Words Words Words uses a couple of Python libraries to do its primary tasks: parse text, look up words on a web page, extract and process the result, and convert the original text into HTML, color-coding each word in the process with its etymological root language.

  • To parse the text and extract unique words, I'm using the Natural Language Toolkit.
  • To scrape the web, I'm using Mechanize.
  • To obtain etymological root languages for words, I'm using the Online Etymology Dictionary.
  • To process the resulting HTML, I'm using Beautiful Soup.
  • To deal with all the data resulting from these tasks, I'm using Pandas.
  • To tag each word, I'm just using Python's built-in list and string types.
  • To pull all of the tagged HTML, CSS stylesheets, and JS together, I'm using Pelican (my preferred Python alternative to Ruby's Jekyll)

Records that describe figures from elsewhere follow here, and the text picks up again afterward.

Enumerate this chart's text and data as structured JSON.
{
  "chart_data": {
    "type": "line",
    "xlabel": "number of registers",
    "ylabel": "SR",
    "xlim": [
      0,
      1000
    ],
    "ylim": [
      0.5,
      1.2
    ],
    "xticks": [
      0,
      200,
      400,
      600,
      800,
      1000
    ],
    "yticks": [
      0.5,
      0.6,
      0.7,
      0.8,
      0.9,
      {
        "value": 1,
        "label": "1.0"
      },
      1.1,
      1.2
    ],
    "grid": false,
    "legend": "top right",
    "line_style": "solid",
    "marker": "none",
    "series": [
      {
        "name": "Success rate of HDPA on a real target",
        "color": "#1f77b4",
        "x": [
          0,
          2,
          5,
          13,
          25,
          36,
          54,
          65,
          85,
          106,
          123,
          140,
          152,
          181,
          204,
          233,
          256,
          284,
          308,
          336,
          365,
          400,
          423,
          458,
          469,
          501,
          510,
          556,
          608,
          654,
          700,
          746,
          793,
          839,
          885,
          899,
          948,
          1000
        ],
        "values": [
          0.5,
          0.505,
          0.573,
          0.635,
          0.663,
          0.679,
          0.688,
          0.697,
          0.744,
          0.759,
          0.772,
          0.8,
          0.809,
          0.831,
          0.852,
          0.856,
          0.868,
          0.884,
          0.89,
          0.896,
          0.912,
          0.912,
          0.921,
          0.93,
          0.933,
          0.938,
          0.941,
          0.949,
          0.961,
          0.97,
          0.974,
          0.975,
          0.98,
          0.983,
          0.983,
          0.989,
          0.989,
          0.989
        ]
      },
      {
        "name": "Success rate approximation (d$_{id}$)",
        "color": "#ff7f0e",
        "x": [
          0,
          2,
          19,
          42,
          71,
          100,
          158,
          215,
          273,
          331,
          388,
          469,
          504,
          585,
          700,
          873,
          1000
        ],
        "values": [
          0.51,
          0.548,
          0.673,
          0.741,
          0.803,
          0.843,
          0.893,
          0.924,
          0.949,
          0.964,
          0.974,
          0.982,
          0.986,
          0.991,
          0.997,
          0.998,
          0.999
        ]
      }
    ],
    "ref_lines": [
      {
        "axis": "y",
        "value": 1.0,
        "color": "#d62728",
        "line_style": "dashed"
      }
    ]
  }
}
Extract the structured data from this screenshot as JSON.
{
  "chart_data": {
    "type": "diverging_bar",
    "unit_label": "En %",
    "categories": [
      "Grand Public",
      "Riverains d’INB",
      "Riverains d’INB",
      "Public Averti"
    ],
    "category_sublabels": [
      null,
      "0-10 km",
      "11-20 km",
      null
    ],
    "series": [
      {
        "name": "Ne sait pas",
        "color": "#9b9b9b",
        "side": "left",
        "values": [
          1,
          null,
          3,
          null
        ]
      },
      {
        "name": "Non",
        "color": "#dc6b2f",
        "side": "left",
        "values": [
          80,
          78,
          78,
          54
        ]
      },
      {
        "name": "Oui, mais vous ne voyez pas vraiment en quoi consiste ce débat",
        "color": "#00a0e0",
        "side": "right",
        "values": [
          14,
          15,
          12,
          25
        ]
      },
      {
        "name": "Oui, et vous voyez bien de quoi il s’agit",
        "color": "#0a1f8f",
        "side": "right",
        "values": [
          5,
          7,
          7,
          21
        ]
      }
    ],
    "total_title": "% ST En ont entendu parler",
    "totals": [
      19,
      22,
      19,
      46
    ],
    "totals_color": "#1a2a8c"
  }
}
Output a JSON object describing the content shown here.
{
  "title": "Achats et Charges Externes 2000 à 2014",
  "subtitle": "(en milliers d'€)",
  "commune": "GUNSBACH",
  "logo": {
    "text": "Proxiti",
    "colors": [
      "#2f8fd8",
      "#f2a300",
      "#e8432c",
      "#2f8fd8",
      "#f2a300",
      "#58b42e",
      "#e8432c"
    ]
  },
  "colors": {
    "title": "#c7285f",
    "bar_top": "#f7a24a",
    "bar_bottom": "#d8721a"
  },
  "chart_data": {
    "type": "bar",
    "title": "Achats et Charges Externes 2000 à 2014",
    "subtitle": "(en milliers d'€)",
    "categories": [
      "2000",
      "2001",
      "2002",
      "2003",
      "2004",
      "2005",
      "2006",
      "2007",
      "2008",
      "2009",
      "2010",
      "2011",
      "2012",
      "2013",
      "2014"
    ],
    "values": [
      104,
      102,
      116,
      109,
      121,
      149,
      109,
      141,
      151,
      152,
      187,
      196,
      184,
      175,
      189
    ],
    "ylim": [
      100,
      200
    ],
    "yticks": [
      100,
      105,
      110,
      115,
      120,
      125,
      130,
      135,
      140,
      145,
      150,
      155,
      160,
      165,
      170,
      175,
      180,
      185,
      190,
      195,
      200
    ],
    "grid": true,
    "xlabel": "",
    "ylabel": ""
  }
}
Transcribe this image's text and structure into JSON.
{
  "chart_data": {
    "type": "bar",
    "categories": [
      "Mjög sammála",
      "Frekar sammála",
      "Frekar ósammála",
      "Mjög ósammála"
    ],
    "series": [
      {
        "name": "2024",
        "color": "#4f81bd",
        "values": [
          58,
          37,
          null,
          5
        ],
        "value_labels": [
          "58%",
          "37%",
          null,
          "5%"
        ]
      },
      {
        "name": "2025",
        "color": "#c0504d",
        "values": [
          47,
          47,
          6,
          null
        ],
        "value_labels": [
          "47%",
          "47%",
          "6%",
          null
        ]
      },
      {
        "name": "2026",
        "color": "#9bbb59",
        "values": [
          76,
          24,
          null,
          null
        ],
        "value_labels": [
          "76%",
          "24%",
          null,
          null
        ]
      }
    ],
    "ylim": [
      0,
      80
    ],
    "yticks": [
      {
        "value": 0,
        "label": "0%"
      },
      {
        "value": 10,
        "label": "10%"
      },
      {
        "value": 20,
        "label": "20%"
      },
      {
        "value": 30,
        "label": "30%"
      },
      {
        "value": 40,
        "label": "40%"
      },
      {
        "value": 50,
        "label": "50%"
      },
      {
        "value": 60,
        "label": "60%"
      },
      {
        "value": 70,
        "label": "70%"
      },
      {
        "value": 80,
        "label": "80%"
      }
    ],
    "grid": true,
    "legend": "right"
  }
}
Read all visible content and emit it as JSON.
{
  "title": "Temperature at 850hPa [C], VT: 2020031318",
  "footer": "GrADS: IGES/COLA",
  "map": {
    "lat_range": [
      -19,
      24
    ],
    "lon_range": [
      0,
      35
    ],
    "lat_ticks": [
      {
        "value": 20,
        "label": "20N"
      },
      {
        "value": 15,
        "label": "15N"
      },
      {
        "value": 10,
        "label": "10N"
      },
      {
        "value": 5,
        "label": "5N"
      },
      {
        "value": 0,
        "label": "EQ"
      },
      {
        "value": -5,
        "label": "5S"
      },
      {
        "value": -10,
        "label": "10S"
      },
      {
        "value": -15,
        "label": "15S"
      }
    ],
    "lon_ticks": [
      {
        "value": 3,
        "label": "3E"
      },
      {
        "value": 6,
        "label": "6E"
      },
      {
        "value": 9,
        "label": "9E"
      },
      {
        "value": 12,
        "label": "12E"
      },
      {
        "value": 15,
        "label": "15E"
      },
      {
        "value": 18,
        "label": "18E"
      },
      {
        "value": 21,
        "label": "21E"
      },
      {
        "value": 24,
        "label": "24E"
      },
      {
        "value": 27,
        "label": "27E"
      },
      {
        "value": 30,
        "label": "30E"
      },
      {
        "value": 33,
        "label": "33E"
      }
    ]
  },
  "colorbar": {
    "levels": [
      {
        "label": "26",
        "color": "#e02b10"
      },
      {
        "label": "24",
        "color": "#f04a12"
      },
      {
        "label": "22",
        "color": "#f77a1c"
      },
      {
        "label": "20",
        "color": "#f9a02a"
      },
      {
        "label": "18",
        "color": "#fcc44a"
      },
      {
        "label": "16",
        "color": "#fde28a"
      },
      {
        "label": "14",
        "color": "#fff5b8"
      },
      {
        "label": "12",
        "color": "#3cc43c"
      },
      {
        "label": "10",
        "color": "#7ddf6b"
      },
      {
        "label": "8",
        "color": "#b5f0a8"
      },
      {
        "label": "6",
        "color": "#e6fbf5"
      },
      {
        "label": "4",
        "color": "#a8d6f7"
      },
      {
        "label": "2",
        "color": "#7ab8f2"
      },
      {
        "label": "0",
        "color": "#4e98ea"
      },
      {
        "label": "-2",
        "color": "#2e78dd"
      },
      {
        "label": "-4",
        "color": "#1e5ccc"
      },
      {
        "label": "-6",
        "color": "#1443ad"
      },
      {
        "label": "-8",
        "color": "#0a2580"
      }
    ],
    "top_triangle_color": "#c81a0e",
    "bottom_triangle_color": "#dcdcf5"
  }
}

The result is something like what you see at the header of the landing page. Python is used to tag words with root languages using the Online Etymology Dictionary. Each of Joyce's short stories are tagged in this way, and each story is on its own page. Here is the table of contents for the tagged version of Dubliners.

Right away it's clear that the dominant language in Joyce's writing is French - the entire text is awash in purple words. And unlike the smatterings of green German words or pale yellow English words, the French words are not commonly-recurring articles or prepositions; they are the more complex words, like "priesthood" and "chalice," "scrupulous" and "mercy," containing the intellectual meat of the story.

There's also a steady smattering of Old Norse ("kitchen," "hand," "door," "road"), as well as the occasional word reaching way back in time to recall Old French roots, like "bazaar."

Somewhat surprisingly (to me, anyway) was the infrequency of Latin and Greek words. I suppose that tagging text about Stephen Dedalus might dip more heavily into those (Ulysses is on the list of books to tag next), but in Dubliners at least, words with Latin and Greek roots are somewhat rare.

Even Sanksrit shows up in Dubliners: in the roots of the word "tobacco."